To keep the ball moving quick enough to fit with the style of play Barça is known for, the players need to constantly be taking pictures of the pitch and know where the next pass should be before the imminent one arrives. Busquets, who had a massive game against Lyon, is a master of this. Xavi and Iniesta were masters of it. Messi is one. These are pretty illustrious dudes to be compared to, but I feel Coutinho has his eyes more on the ball than the game.
In the first half Messi converted a panenka penalty (why are panenkas all the rage right now?!? Suarez and Aguero have done them recently), then Coutinho got the tap in. Dembélé replaced the Brazilian around the seventieth minute. At that point it was 2-1. A few minutes later Messi abracadabra’d a goal, seating a defender along the way. It was reminiscent of when the little man put Munich’s Jerome Boateng on his backside four years ago–the last season Barça won the Champions league.
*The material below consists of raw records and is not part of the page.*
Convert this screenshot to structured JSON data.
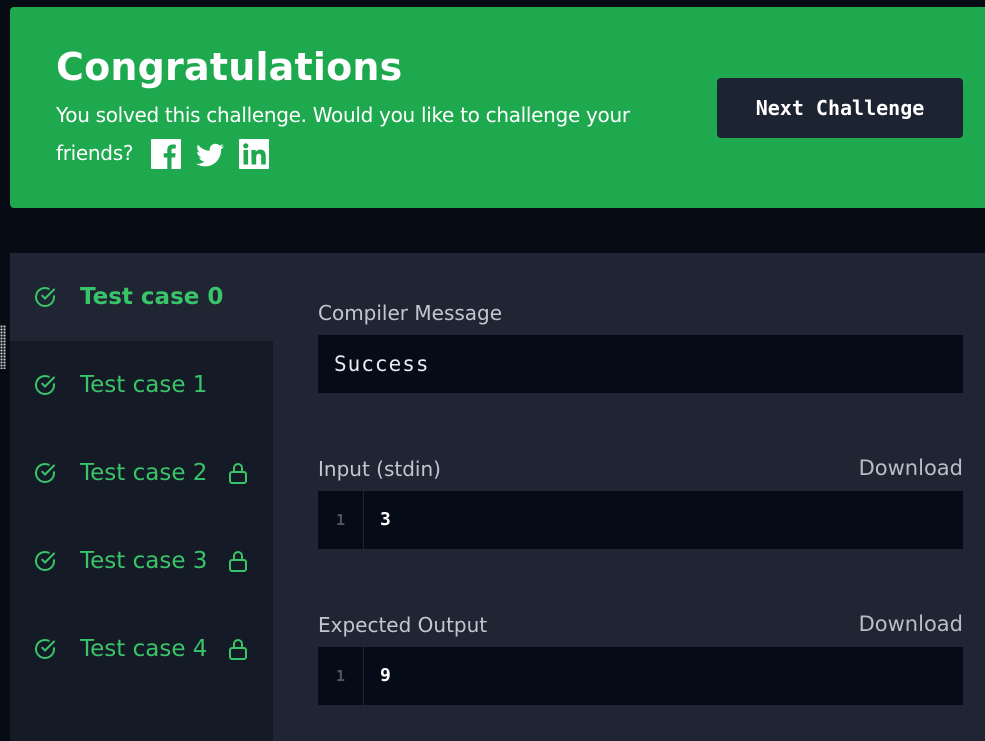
{
  "banner": {
    "title": "Congratulations",
    "message": "You solved this challenge. Would you like to challenge your friends?",
    "social": [
      "facebook-icon",
      "twitter-icon",
      "linkedin-icon"
    ],
    "next_button_label": "Next Challenge",
    "bg_color": "#1ea94e"
  },
  "test_cases": [
    {
      "label": "Test case 0",
      "passed": true,
      "locked": false,
      "active": true
    },
    {
      "label": "Test case 1",
      "passed": true,
      "locked": false,
      "active": false
    },
    {
      "label": "Test case 2",
      "passed": true,
      "locked": true,
      "active": false
    },
    {
      "label": "Test case 3",
      "passed": true,
      "locked": true,
      "active": false
    },
    {
      "label": "Test case 4",
      "passed": true,
      "locked": true,
      "active": false
    }
  ],
  "compiler": {
    "label": "Compiler Message",
    "value": "Success"
  },
  "input": {
    "label": "Input (stdin)",
    "download_label": "Download",
    "line_number": "1",
    "value": "3"
  },
  "expected_output": {
    "label": "Expected Output",
    "download_label": "Download",
    "line_number": "1",
    "value": "9"
  },
  "colors": {
    "accent_green": "#39c46a",
    "panel_bg": "#1f2532",
    "sidebar_bg": "#141a26",
    "code_bg": "#060b18"
  }
}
After the third goal, the Lyon defense fell into chaos. Messi quickly found Pique on a marauding run that didn’t make much sense for the center back to be making in the first place. After the game he said that he saw Suarez was tired, so he started to do attacking runs. Pique loves to score. He has more rabid intensity and grinning accomplishment when he scores than when he makes ten clearances off the goal line in his own half. For a defender, there is a sense that their accomplishments are things that shouldn’t be overly celebrated. Like being able to afford car insurance. But to mark a goal, that is like winning a lottery, even though the effects on the scoresheet may be just the same.
Only a few minutes after Pique scored, Dembélé got set up by Messi and broke the ball through the keeper to find the inside left corner of the net. 5-1. A year after Chelsea, with barely fifteen minutes on the pitch against Lyon, Ousmane Dembele was once again the worthy recipient of the Nou Camp’s applause. Unfortunately, it seems the thigh injury he’d struggled with since the weekend was aggravated and he will be out of commission for an as-yet-to-be determined amount of time. A bright flash of talent that will, for a short while longer at least, have to return to the box.